この度、函館市青柳町(護国神社下)にある、昭和8年に建てられた函館市公民館の改修工事が完了致しました。左上の写真は外観正面の改修前・後の写真です。当時の良さを残しつつ、また復元等も考慮しながら、リニューアル致しました。主な工事内容は、長寿命化と耐震補強とバリアフリー化です。古い建物であり、昔の石炭の影響でコンクリートの中性化が部分的に進んでおり、中性化を遅くし、錆の発生を防ぐ処理などを施したり、構造部材の補強なども施しました。環境・利便性面では、地下へ階段を使用せずともアクセス出来るように、スロープとエレベーターを設置しました。また、断熱面が劣っていた事と漏水か所などもありましたので、断熱補強と防水処理などを施しました。その他にも、内装に関しては主要部屋は、ほぼ全面改装し、近年に改修した部分は全て取り壊し昔の形に限りなく戻す形で復元しました。やはり、良いものは何年経っても変わらぬ良さと雰囲気がありますね。とても洗練されたフォルムです。この年代には珍しい鉄筋コンクリート造の建物です。
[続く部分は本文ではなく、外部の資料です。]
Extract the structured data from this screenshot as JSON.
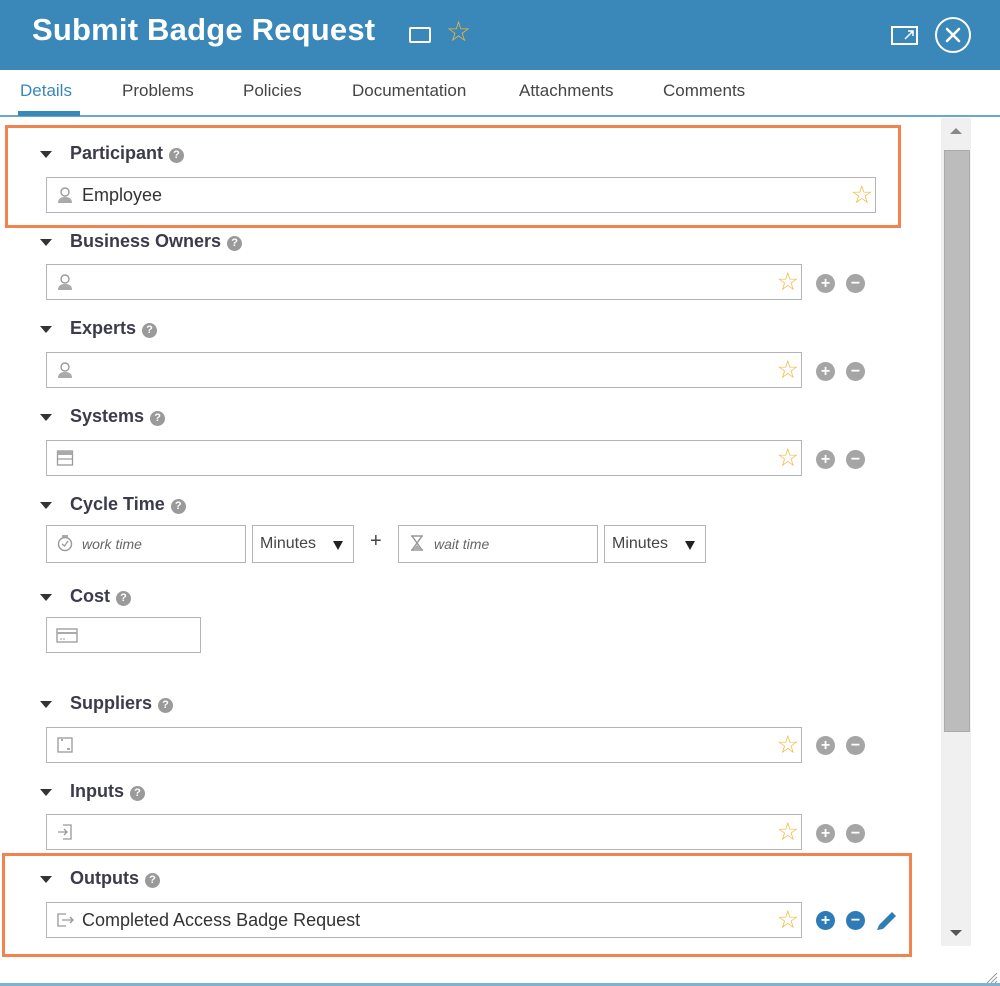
{
  "header": {
    "title": "Submit Badge Request",
    "icons": [
      "rectangle-icon",
      "favorite-star-icon",
      "popout-icon",
      "close-icon"
    ]
  },
  "tabs": [
    {
      "label": "Details",
      "active": true
    },
    {
      "label": "Problems",
      "active": false
    },
    {
      "label": "Policies",
      "active": false
    },
    {
      "label": "Documentation",
      "active": false
    },
    {
      "label": "Attachments",
      "active": false
    },
    {
      "label": "Comments",
      "active": false
    }
  ],
  "sections": {
    "participant": {
      "title": "Participant",
      "value": "Employee",
      "icon": "person-icon"
    },
    "business_owners": {
      "title": "Business Owners",
      "value": "",
      "icon": "person-icon"
    },
    "experts": {
      "title": "Experts",
      "value": "",
      "icon": "person-icon"
    },
    "systems": {
      "title": "Systems",
      "value": "",
      "icon": "server-icon"
    },
    "cycle_time": {
      "title": "Cycle Time",
      "work_time_placeholder": "work time",
      "work_unit": "Minutes",
      "plus": "+",
      "wait_time_placeholder": "wait time",
      "wait_unit": "Minutes"
    },
    "cost": {
      "title": "Cost",
      "value": "",
      "icon": "credit-card-icon"
    },
    "suppliers": {
      "title": "Suppliers",
      "value": "",
      "icon": "supplier-box-icon"
    },
    "inputs": {
      "title": "Inputs",
      "value": "",
      "icon": "input-arrow-icon"
    },
    "outputs": {
      "title": "Outputs",
      "value": "Completed Access Badge Request",
      "icon": "output-arrow-icon"
    }
  },
  "glyphs": {
    "help": "?",
    "star": "☆",
    "add": "+",
    "remove": "−"
  },
  "colors": {
    "header_bg": "#3a87b9",
    "highlight_border": "#f2834f",
    "star": "#f3b73a",
    "action_blue": "#2f7bb5",
    "action_gray": "#a5a5a5"
  }
}
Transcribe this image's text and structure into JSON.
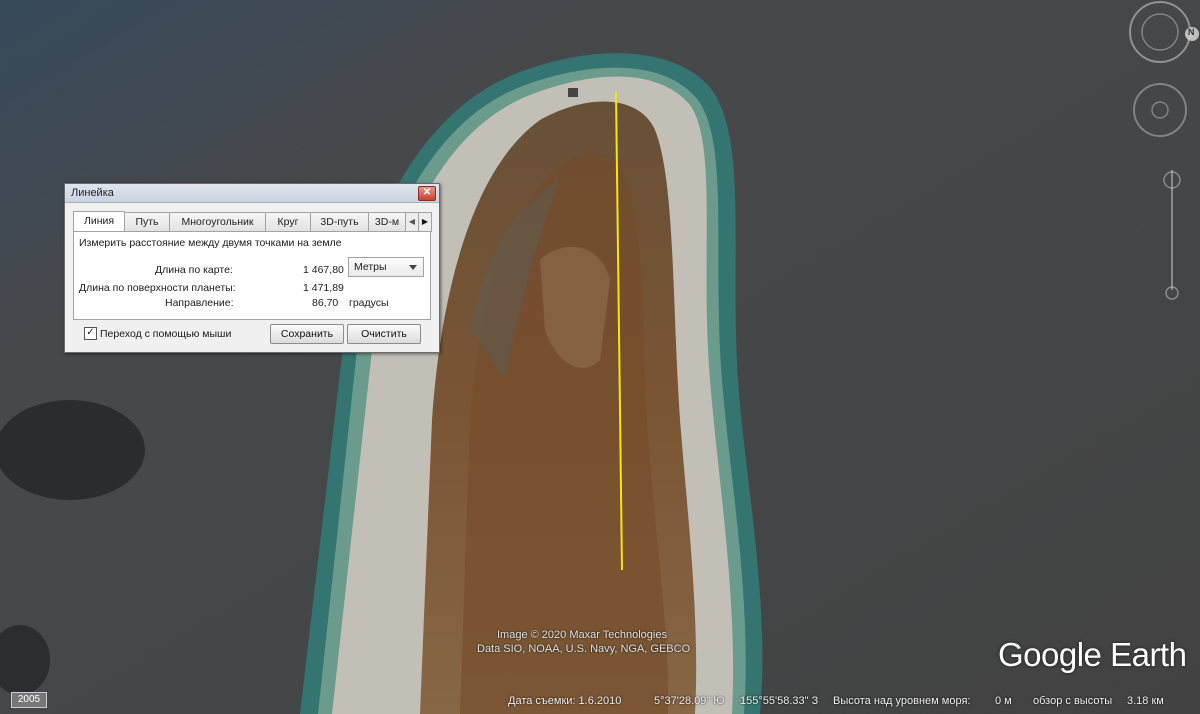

左真ん中の写真は、事務所棟と呼ばれている管理部門のスペースです。現在は管理者の執務室となっていますが当時は元々倉だったようです。経年劣化により、外壁は痛み、カビや苔が生えていました。また、木製のサッシだったため寒く、今回窓周り断熱サッシに全て取替えました。こちらはなんと!明治20年頃の建物の様でして、組積造(レンガ積)です。
左下の写真は、通称「石舘棟」と言い、石舘さんから寄贈されたため、その名を残したようです。こちらも明治20年頃の建物となっており、木造です。こちらは、本来もっと大きな木造の住宅が付設していたのですが、老朽化が酷く、倒壊の危険性が高いと判断され、数年前に解体撤去され、今はかつて応接室として使用していた部屋と玄関・廊下の一部だけが残っている状態です。いずれも、見ると当時の函館の活気や技術力の高さが垣間見られます。とても素敵な建物ですので、機会がありましたならば、是非一度見学して頂ければ嬉しく思います。